The cathedral continues to attract us with visits recorded in the other place (reference 1) in August 2008 and April 2011. Maybe April 2011.
The vaulting of the nave continues to impress, illustrated left. Sadly, all the versions of this snap are crooked (the big deal with telephones being that you can take lots of snaps of the same thing with no extra charge, hoping that one turns out OK), but this one does give the general idea. Rather taken once again with the vigorous vaulting, vaulting which makes the fan vaulting of (say) King's College Chapel (not the London one) seem a little feeble, at least in memory. Even a touch of the enhanced perception noticed at Waterloo (see reference 2). And not as heavy seeming in real life as it comes across in this snap. That said, they had a replica ceiling boss down in one of the aisles, about a yard across. Looked absolutely huge.
By the time of writing this we had visited the large church at Ashburton, the various roofing arrangements of which led to pondering about the various ways to do ceilings, starting with the thought that they are all fake. What you see from below is not, in churches and generally speaking, what you see from the outside. What you see from below is a false ceiling and this from well before the time when you might have services to run in the roof void or when you might be concerned about insulation.
So the Egyptians and Greeks went in for flat, possibly coffered ceilings. The Parthenon, I think, had a low pitched roof above that.
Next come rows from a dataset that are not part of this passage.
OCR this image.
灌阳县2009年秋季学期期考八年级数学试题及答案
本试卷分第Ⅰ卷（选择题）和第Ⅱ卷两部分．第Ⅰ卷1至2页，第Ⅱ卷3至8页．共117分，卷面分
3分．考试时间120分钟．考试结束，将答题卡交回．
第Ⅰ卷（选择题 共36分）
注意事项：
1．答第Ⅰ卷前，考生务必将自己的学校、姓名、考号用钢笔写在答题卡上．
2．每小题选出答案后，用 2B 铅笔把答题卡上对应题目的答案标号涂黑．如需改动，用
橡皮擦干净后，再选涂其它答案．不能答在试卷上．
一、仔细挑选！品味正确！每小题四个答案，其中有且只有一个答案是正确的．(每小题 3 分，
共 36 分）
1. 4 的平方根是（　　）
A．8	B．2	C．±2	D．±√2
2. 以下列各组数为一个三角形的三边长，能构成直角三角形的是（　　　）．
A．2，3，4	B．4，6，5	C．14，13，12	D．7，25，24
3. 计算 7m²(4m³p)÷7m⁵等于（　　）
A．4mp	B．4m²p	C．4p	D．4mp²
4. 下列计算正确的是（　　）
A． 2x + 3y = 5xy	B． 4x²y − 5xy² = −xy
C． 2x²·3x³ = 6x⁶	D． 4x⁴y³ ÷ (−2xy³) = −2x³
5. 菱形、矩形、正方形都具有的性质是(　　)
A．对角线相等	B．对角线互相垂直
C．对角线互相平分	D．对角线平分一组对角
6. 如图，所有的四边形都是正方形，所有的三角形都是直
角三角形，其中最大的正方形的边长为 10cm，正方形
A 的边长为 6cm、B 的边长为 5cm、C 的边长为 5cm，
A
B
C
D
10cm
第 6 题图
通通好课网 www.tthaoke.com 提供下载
Ely Cathedral the same, without the coffering and with the ceiling, structurally at least, much the same as that of a suburban house; plasterboard or some such nailed to the bottom of the roof trusses. The aisles at Ashburton much the same again, but with decorated beams and bosses nailed on top of the plasterboard. Then towards the end of the Norman reign we raised the game and went in for vaults, decorated with a few ribs. While at Exeter, say a couple of hundred years later, the vaulting you can see might actually be what holds the false ceiling up, with the conventional pitched roof above that - although somehow they managed without the bottom chord of a conventional roof truss. Maybe that was what all the fancy buttresses were about. Maybe a visit to TB is indicated, where one might be able to have an in depth discussion of the whole business,
Plenty of memorials, with the size of the memorial for any given grade of dignitary declining as the centuries roll by. Large stone boxes in the early years, down to tablets on the wall now. The previous three posts provide a sample. One of the oldest was for a chap called John the Chanter, whom one might have mistaken for some kind of wandering minstrel, but who actually got his name from being, at one point in his career the chanter, or in posh speak the precentor, of the cathedral. He went on to become the bishop and got his stone box at the end. His gold watch, as it were.
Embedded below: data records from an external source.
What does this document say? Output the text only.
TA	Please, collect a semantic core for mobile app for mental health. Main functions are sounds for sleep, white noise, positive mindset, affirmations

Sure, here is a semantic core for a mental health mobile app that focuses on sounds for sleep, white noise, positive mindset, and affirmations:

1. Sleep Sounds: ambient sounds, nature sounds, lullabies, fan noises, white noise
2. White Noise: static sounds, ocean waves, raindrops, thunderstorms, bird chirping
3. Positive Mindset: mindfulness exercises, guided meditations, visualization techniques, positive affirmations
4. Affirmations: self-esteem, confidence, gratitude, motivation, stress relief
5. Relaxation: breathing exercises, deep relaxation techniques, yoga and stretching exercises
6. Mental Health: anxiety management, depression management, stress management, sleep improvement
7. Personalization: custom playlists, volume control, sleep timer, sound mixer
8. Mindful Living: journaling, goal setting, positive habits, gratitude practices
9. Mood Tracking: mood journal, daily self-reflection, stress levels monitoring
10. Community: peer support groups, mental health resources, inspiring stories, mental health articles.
Failed to find the chapter house on this occasion, although there was a very shut looking door next to the café which might have been it. Took tea in the café instead, next to a rather handsome lady trusty who did not look in the least churchy to me, either in dress or manner.
Reading the book of the visit afterwards, I was reminded how seriously the medievals took their churches. The Saxons built a large church on the site. Then the Normans knocked that down and built a new cathedral. Then a couple of hundred years later most of that was knocked down and what you see now was put up, with just the two transept towers surviving from the second build. An awful lot of resource to pour into a house for god at a time when plenty of people starved to death in the winter.